AI & Law
The Pulse of Legal AI Is Taken at Stanford. LLM x Law
The first time I had the opportunity to attend Stanford's LLM x Law Hackathon was in September 2023, the second edition… I heard about it through Alejandro Salinas de León.

The first time I had the opportunity to attend Stanford's LLM x Law Hackathon was in September 2023, the second edition — I heard about it through Alejandro Salinas de León. Everyone built chatbots. Every single one. No exceptions. 150 people, eight hours to build whatever they could with artificial intelligence, and every team presented some variation of the same thing: a chatbot that knew about something. Labor law. Contracts. Immigration. Intellectual property. The competition wasn't about ideas — it was about prompts. Mine cites case law. Yours hallucinates laws that don't exist. Theirs sometimes works and sometimes freezes halfway through the pitch.
ChatGPT was less than ten months old. The context window was 16,000 tokens — about twelve pages (60 times less than what we have available today). If you wanted it to analyze a long contract, you had to cut it into pieces and pray. RAG was the novelty, and those who implemented it seemed like magicians. There was no multimodality. There were no agents. The model received text and returned text. Nothing more.
And we found it astonishing.
Today I was at the sixth edition of the same hackathon. More than 400 people, more than 70 teams. The entire Stanford Law School — classrooms, hallways, courtyards — taken over by people from near and far, including more than a few who traveled expressly from other states and other countries to be there. Students in their twenties working side by side with experts in their sixties. AI is so new that it erases hierarchies: everyone starts from zero, everyone is equal.
Today the pitches get cut off for lack of time — not because something broke. In 2023 the presenter used their hands to sketch what the screen should have been showing. In 2026 the problem is that three minutes aren't enough to show everything you built.
One person alone or a team of four. One laptop each. Eight hours.
I haven't missed a single edition since the second, and what I've seen change in that place tells a story that exists nowhere else.
This hackathon is organized by CODEX, the center that operates between Stanford Law School and the Department of Computer Science — more than twenty years exploring what happens when legal code meets software code. But the hackathon is something else.
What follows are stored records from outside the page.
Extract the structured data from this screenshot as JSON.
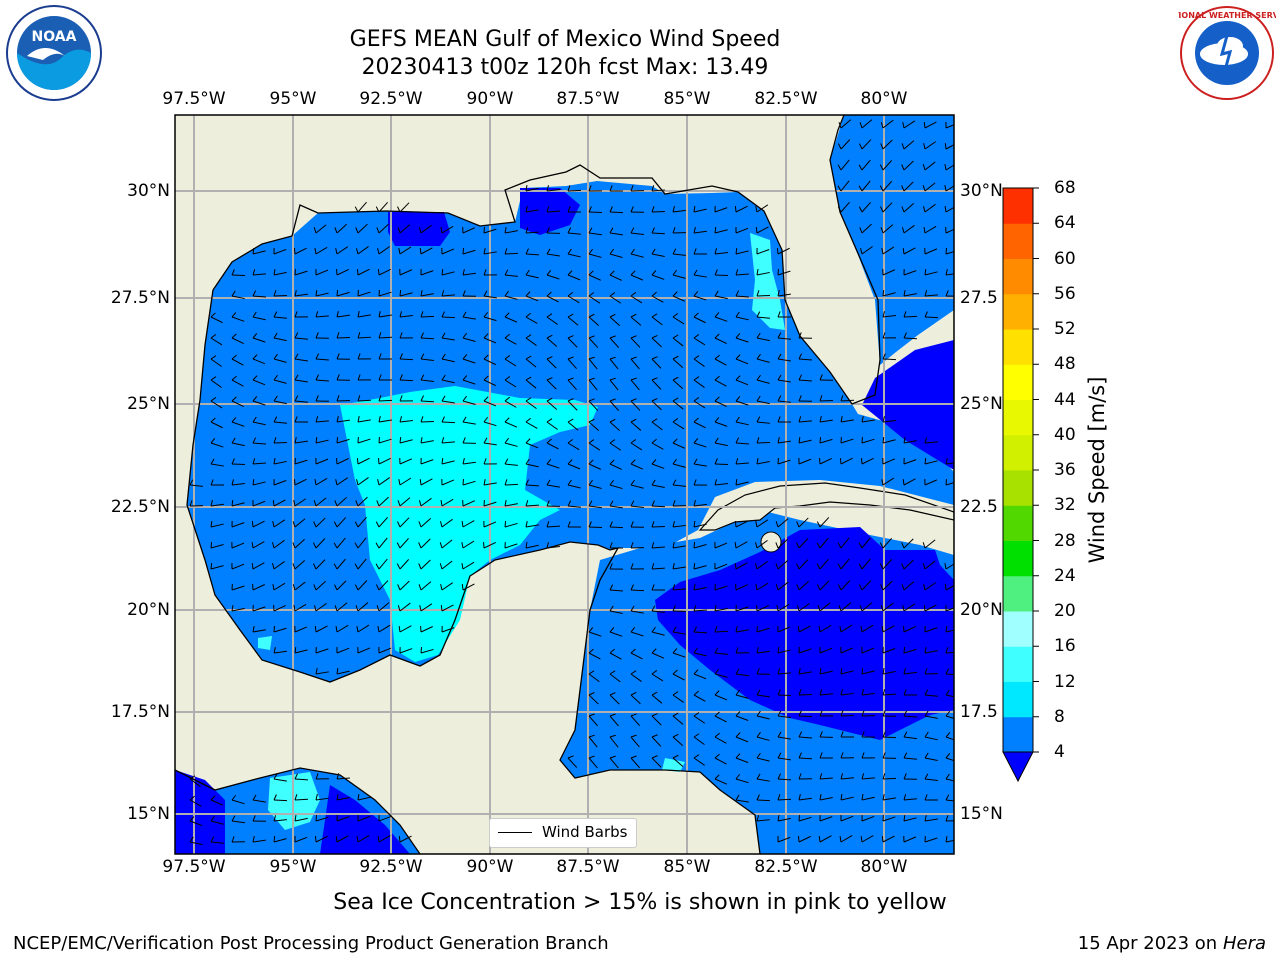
{
  "title": {
    "line1": "GEFS MEAN Gulf of Mexico Wind Speed",
    "line2": "20230413 t00z 120h fcst   Max: 13.49"
  },
  "logos": {
    "left": {
      "name": "noaa-logo",
      "text": "NOAA"
    },
    "right": {
      "name": "nws-logo",
      "text": "NATIONAL WEATHER SERVICE"
    }
  },
  "axes": {
    "lon_labels": [
      "97.5°W",
      "95°W",
      "92.5°W",
      "90°W",
      "87.5°W",
      "85°W",
      "82.5°W",
      "80°W"
    ],
    "lat_labels_left": [
      "30°N",
      "27.5°N",
      "25°N",
      "22.5°N",
      "20°N",
      "17.5°N",
      "15°N"
    ],
    "lat_labels_right": [
      "30°N",
      "27.5",
      "25°N",
      "22.5",
      "20°N",
      "17.5",
      "15°N"
    ]
  },
  "colorbar": {
    "label": "Wind Speed [m/s]",
    "ticks": [
      "4",
      "8",
      "12",
      "16",
      "20",
      "24",
      "28",
      "32",
      "36",
      "40",
      "44",
      "48",
      "52",
      "56",
      "60",
      "64",
      "68"
    ],
    "colors": [
      "#0080ff",
      "#00e8ff",
      "#40ffff",
      "#a0ffff",
      "#50f080",
      "#00e000",
      "#50d800",
      "#a8e000",
      "#d0f000",
      "#e8f800",
      "#ffff00",
      "#ffe000",
      "#ffb000",
      "#ff8c00",
      "#ff6400",
      "#ff3000"
    ],
    "under_color": "#0000ff"
  },
  "legend": {
    "label": "Wind Barbs"
  },
  "caption": "Sea Ice Concentration > 15% is shown in pink to yellow",
  "footer": {
    "left": "NCEP/EMC/Verification Post Processing Product Generation Branch",
    "right_date": "15 Apr 2023 on",
    "right_host": "Hera"
  },
  "map_colors": {
    "land": "#eeeedc",
    "speed_4_8": "#0080ff",
    "speed_8_12": "#00ffff",
    "speed_12_16": "#40ffff",
    "speed_under_4": "#0000ff"
  }
}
It is a convergence point that is not replicated anywhere in the world: at the heart of Silicon Valley, AI researchers share a table with startup founders, Bay Area developers team up with lawyers who have never written a line of code. The mechanics are simple: you show up, you code, and at 7 p.m. you have three minutes in front of judges and peers to demonstrate that your idea works. Live. You pray to the Demo God — the silent deity of live presentations — that nothing breaks at the exact moment it matters most and has you more nervous than you already are.
What makes this a perfect thermometer is that nobody has an incentive to lie. This isn't an OpenAI press release. It isn't a lab benchmark. It isn't a Wall Street analyst projecting the future. It is what a real person, with real tools, can build from nothing in a day. No more, no less.
Each edition has a dominant trend that reveals where the frontier lies. In 2023, chatbots. Then came agents — tools that didn't just respond but executed chained actions. Every six months, the previous trend was absorbed as a basic feature. What yesterday was the winning project, today was the starting point.
In April 2026, the trend is Obsidian-style knowledge graphs: networks of nodes and connections that visually represent how legal knowledge is interrelated. The pitches are no longer nervous demos where something can break at any moment — they are presentations of products that look finished. And the problem is no longer that something fails. The problem is that three minutes are not enough to convey the depth of what you built in eight hours. Teams build so many features, so completely, that the pitch slot becomes an exercise in brutal editing: what do I leave out?
And that is the observation that matters. Not that AI improved — we already know that. What matters is what that improvement enables in the hands of ordinary people. The distance between "I had an idea" and "I have a working product" collapsed from months to hours. What in 2023 would have been a master's thesis was built in 2026 on an afternoon. What yesterday required a team of engineers is today done by a lawyer who learned to code two months ago.
No industry report captures that. No benchmark measures it. But a hackathon does.
The next time you want to know what state artificial intelligence is truly in, look at what a small team can build in eight hours. And compare it to what they could build last year.
That delta is the true pulse of AI. And it is taken at Stanford.
Special congratulations to Pierre-Loic Doulcet for making it possible, and to the SLS and CodeX team.